As a matter of fact, because Christopher Nolan‘s next film, The Odyssey, is set to come out next July – as of this writing – it’s bound to potentially be as faithful a take on The Odyssey as can be. What are the odds that it will need as much runtime as Oppenheimer did to tell as much story of the Odyssey as Nolan envisioned? Who knows? Depending on the story and the length of time necessary for Nolan to tell his take on The Odyssey, maybe this one will follow The Brutalist’s lead and sneak in an intermission. Could it run as long as Oppenheimer, at three hours, or would it require gargantuan measures with the classic story and a four-and-a-half-hour runtime to capture its epicness? Maybe The Odyssey could become the next film to set a stage in revitalizing the necessity of intermissions in modern cinema.
But on my part, that’s just a wild guess.
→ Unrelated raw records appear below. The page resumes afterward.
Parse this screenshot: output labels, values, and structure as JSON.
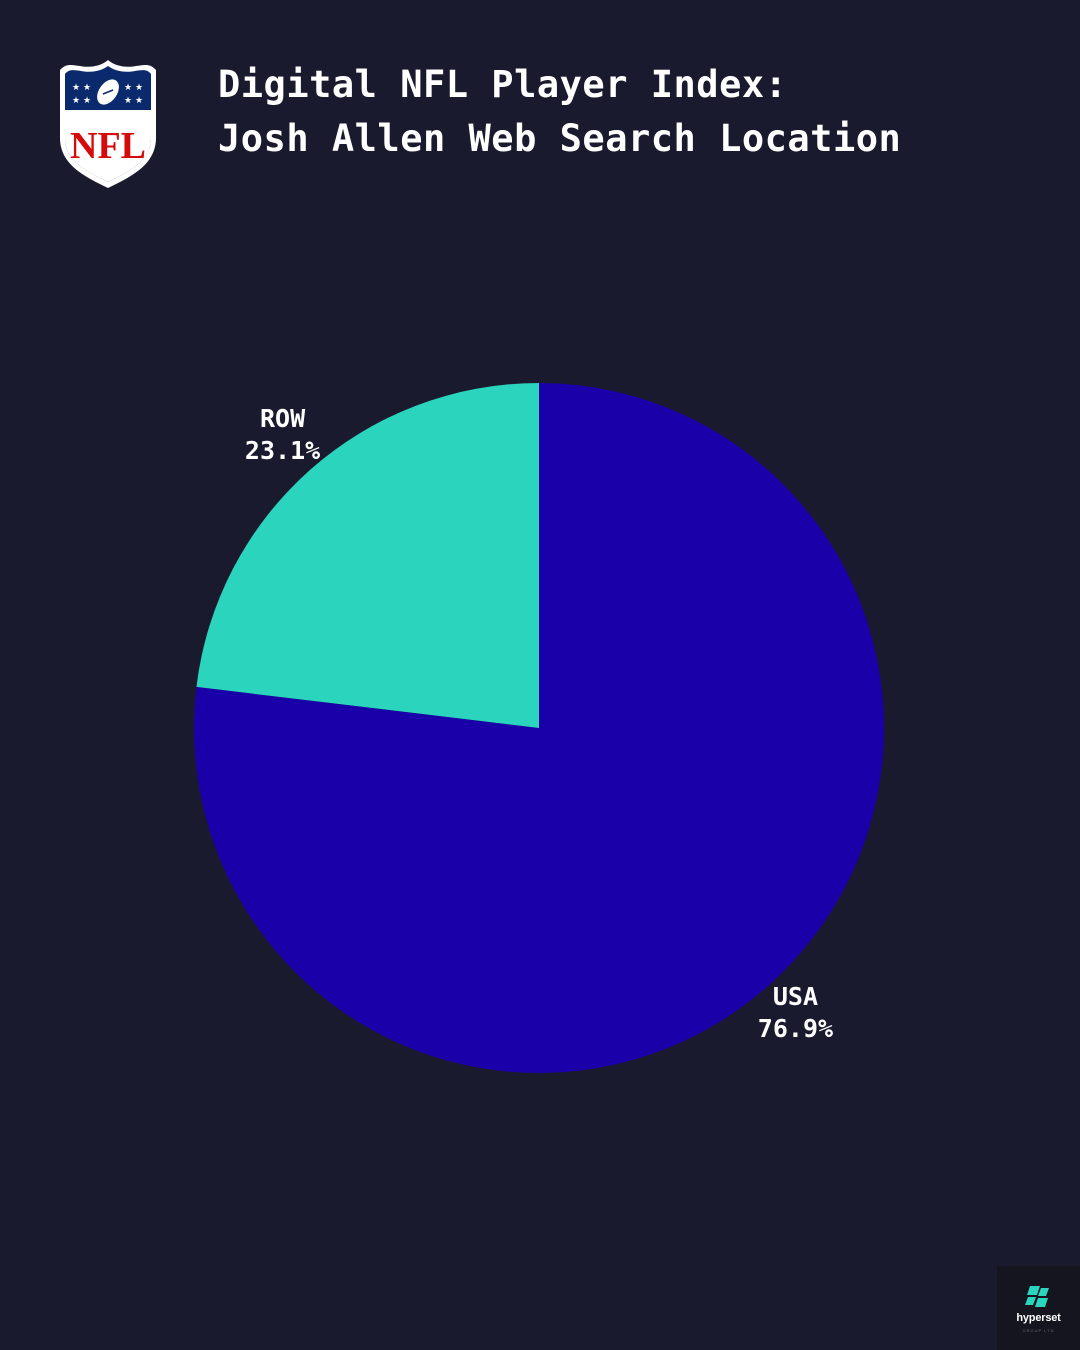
{
  "header": {
    "title_line1": "Digital NFL Player Index:",
    "title_line2": "Josh Allen Web Search Location",
    "logo_icon": "nfl-shield-logo",
    "logo_text": "NFL"
  },
  "chart_data": {
    "type": "pie",
    "series": [
      {
        "name": "USA",
        "value": 76.9,
        "label": "76.9%",
        "color": "#1a00a8"
      },
      {
        "name": "ROW",
        "value": 23.1,
        "label": "23.1%",
        "color": "#2ad4bd"
      }
    ]
  },
  "brand": {
    "icon": "hyperset-logo-icon",
    "name": "hyperset",
    "tagline": "GROUP LTD",
    "accent_color": "#2ad4bd"
  }
}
Maybe a more challenging movie will emerge in the future, continue what The Brutalist started, and bring the intermission back where it’s appropriate so that it will reignite what has been disregarded over the past few decades.
Whenever we go see a play or a musical, have you seen any of them toss aside their intermissions to keep the action going? No. The intermission allows both the audience and the production participants to refresh themselves before returning to what they had left of the experience, and the experience is still felt.
If stage productions held onto intermissions into the present and still amounted to something magical, why not the movies, too?
Until then, let’s keep hoping that the most cherished and arguably necessary part of old-style cinema will make a comeback and give us permission for a quick mid-experience breather.

Works Cited
Sharma, Garima. "Do We Need the Intermission?" Times of India, 21 Jan. 2011, timesofindia.indiatimes.com/entertainment/hindi/bollywood/news/Do-we-need-the-intermission/articleshow/7326530.cms.